Psychiatric Consultation for Addictive Behavior
I referred David to the psychiatrist with whom I was working closely at the time, Dr. Mike Reed. Dr. Reed emailed me his clinical impressions after meeting with David: “Anxiety is more prominent than depression. His biggest complaint is about his anger which is hard to suppress. David’s marijuana addiction may well be associated with his problem with anger. Anger can be linked to the right amygdala in the brain. Marijuana selectively primarily affects the temporal lobes where the amygdala is located.”
Dr. Reed added, “The lack of vegetative symptoms (lack of energy/apathy/anhedonia) despite the presence of cognitive depressive ideation usually means a person is partially treated with exercise. David said he feels sure he would have other symptoms of dysthymia (low level depression) if he stopped exercising because he has seen evidence of such in the past. If adjustments to his current medications do not resolve his symptoms, then I will start David on Prozac, 20 mg each day. Hopefully with some improvement, especially with the feelings of anger/irritability, David can let go of his marijuana addiction. He is bothered by the fact that he is an addict. Psychotherapy is key to all.” (email communication 9/23/2019)

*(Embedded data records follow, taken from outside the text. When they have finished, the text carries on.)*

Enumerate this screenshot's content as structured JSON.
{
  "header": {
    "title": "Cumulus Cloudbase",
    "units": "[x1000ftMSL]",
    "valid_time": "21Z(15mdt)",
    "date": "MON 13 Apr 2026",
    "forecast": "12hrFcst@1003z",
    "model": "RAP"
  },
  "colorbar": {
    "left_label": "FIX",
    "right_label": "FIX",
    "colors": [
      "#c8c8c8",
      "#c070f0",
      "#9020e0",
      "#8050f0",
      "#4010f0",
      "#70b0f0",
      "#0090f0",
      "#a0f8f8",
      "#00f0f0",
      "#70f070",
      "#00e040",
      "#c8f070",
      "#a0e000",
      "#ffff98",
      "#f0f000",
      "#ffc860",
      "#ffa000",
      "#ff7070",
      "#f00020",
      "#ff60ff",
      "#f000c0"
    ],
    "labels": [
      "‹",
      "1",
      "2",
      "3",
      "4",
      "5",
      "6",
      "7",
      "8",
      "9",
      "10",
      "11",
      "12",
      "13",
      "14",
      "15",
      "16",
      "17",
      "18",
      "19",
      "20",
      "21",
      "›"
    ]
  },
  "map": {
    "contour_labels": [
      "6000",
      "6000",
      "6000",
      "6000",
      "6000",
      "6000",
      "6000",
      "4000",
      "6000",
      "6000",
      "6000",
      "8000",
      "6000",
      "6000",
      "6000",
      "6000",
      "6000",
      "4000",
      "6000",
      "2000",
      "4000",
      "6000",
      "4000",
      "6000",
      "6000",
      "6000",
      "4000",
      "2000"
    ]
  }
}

Psychiatrist Dr. Ben Frock is currently seeing a number of my patients. Those with alcohol addiction have been greatly helped by the medication naltrexone, which blocks the “high” feeling that makes a patient want to use alcohol. Recently, I asked Dr. Frock about his thoughts on long term marijuana use. He wrote to me, “Occasional use (3 to 5 times per month) does not seem to be all that bad for most folks. The less the better, but mild use is fine for most people.”

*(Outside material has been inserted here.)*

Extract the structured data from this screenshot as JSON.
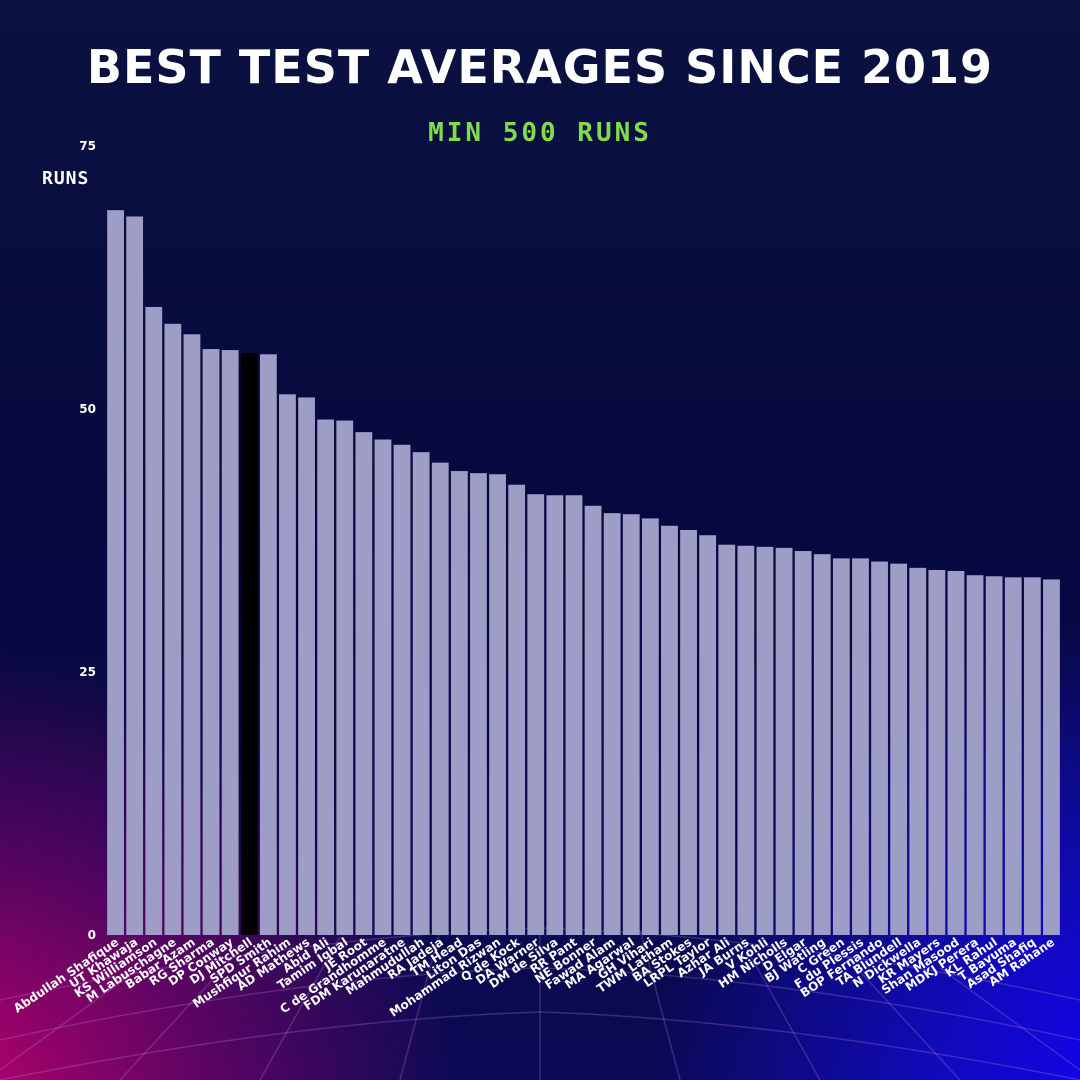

Dr. Frock also stated, “When people start using more than this—especially daily—I really see a lot of worsened anxiety over time. There are many people I see who just aren’t doing well when they are using it regularly and then clearly get better when they slow down. In particular, I see a lot of anxiety, apathy, and amotivation. It just seems to trap you in a relatively hypoactive state and people don’t realize it. People start using more because initially they think it helps with anxiety but over time it becomes the opposite. There’s a lot of research to back this up at this point.”

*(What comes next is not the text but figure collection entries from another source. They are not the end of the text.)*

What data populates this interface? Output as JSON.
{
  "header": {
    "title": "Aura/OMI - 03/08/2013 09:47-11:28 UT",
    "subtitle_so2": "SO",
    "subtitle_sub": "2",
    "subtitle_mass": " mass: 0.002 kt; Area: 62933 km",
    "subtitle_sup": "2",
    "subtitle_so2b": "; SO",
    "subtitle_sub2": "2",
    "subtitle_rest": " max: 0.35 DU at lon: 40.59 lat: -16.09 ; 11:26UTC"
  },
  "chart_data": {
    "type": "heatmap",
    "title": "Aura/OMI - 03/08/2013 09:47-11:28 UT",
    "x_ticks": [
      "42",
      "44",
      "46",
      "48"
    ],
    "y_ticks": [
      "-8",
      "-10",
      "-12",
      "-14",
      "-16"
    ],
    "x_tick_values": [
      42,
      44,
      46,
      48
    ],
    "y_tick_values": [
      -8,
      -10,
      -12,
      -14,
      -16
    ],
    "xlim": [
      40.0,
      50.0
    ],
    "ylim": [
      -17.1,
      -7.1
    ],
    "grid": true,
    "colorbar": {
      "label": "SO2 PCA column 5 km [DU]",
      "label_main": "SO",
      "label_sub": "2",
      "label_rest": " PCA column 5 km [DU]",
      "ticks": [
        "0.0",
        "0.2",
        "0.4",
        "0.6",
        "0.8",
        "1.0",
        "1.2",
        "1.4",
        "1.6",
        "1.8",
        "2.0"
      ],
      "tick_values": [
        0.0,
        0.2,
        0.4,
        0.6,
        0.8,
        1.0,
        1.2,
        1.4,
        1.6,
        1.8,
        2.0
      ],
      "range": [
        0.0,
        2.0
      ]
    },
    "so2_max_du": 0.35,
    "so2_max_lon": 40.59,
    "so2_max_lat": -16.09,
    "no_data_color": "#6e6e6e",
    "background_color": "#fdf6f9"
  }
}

Dr. Frock suggested that there are certain conditions when patients should not use marijuana at all. He wrote, “Situations in which cannabis is a big no-no would be a strong family history of bipolar disorder, and personal or family history of psychosis. Cannabis is clearly linked to exacerbated psychotic symptoms in the vast majority. For example, for some patients who have bipolar disorder and are worried about their kids due to inheritability, I tell them the number one thing they should not do is use cannabis at an early age and to be cautious generally.” (email communication, 2/22/2023)
In summary, I subscribe to Terrence Real’s belief that patients must first address addictive behaviors before any meaningful positive change in their lives can occur. Thus, psychotherapists must be knowledgeable about addiction treatment and resources. Some of my favorite patients have been those in recovery from addiction, partly because they are acquainted with utilizing a spiritual perspective as part of their recovery. I have also worked with many couples in which one or both partners are engaged in addictive behaviors. Often their conflicts are much worse when they have both been drinking. As psychotherapists we need to be alert to the presence of an addiction, and often we need to be firm with patients about the damage this is causing to themselves and their families.